Home > High Court rules that parental consent is valid to enable trans-children to access Puberty Blockers

In March 2021, the High Court considered whether parents have the capacity to consent to a trans-child being treated with puberty-blockers. That case came a few months after R (Bell & Anor) v The Tavistock And Portman NHS Foundation Trust [2020] EWHC 3274 (Admin) where the Divisional Court had decided that most trans-children did not have capacity to decide for themselves whether to be treated with puberty blockers, suggesting the High Court should be the decision maker (as the NHS Trusts did not, at that stage, seek to rely on parents to give lawful authority for this treatment).

In AB, the child experiencing gender dysphoria wanted treatment with puberty blockers to prevent her experiencing the effects of male puberty.   This was a separate medical process to surgical gender reassignment, but the treatment was designed to delay male development whilst the child developed maturity and considered if she wanted surgical gender reassignment at a later date.

She was treated at the Tavistock clinic and was prescribed puberty blockers by a consultant endocrinologist working for a different Trust. Her parents offered to consent to her receiving puberty blockers.  As the law was uncertain following Bell, the parents sought a Declaration that their consent would be effective in law.  That position was supported by the Trusts and by counsel instructed to represent the child.

Lieven J (who was part of the Court in Bell) ruled that parents could provide valid consent to this particular form of treatment, whether or not the child had the necessary competence to consent to the treatment herself. It is well established that a Gillick-competent child has capacity has to consent to their own treatment. However, the Judge decided that, because parents have “parental responsibilities” for the child, they can consent on behalf of the child even if the child is competent to make the decision for herself (but for example, chooses not to decide). Hence, whilst parents cannot use their right to consent to overrule a child by requiring a competent child to have treatment that the child refuses, parental rights include giving consent when a Gillick competent child either chooses not to do so or is unable to do so.

This is important from a practical perspective because it means that treatment can continue pending an assessment of the child’s competence in circumstances where both the child and the parents agree.

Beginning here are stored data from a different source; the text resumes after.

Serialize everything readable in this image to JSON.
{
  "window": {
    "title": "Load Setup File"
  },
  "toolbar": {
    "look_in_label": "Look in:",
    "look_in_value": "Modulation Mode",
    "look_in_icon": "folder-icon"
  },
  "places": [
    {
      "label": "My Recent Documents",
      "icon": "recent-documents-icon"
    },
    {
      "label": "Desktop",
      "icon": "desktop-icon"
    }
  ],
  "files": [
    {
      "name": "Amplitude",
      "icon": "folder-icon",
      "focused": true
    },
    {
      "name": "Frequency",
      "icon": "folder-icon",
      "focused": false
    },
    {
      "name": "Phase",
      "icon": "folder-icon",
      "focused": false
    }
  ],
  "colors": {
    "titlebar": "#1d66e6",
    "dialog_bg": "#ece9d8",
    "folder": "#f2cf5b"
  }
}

The Judge also decided that, contrary to the arguments advanced by the Claimants in Bell (who were not before the court in AB), puberty blockers are not in a special category where parents are not able, in law, to consent on behalf of a child. Lieven J reasoned that, if parents do not need the court’s permission to take graver decisions such as removing life support, the court’s permission is not needed to access puberty blockers.

However, the Judge indicated that a court application should be made where there is a clinical disagreement or there is a possible alternative treatment of the medical condition in issue or if the decision was — in the opinion of clinicians — finely balanced. The Judge expressed concern that, in another case, parents could be pressured to give consent; and if that was a concern in any particular case, the case should be brought before the court to determine if the treatment is in the child’s best interests.

David Lock QC appeared for the mother in AB.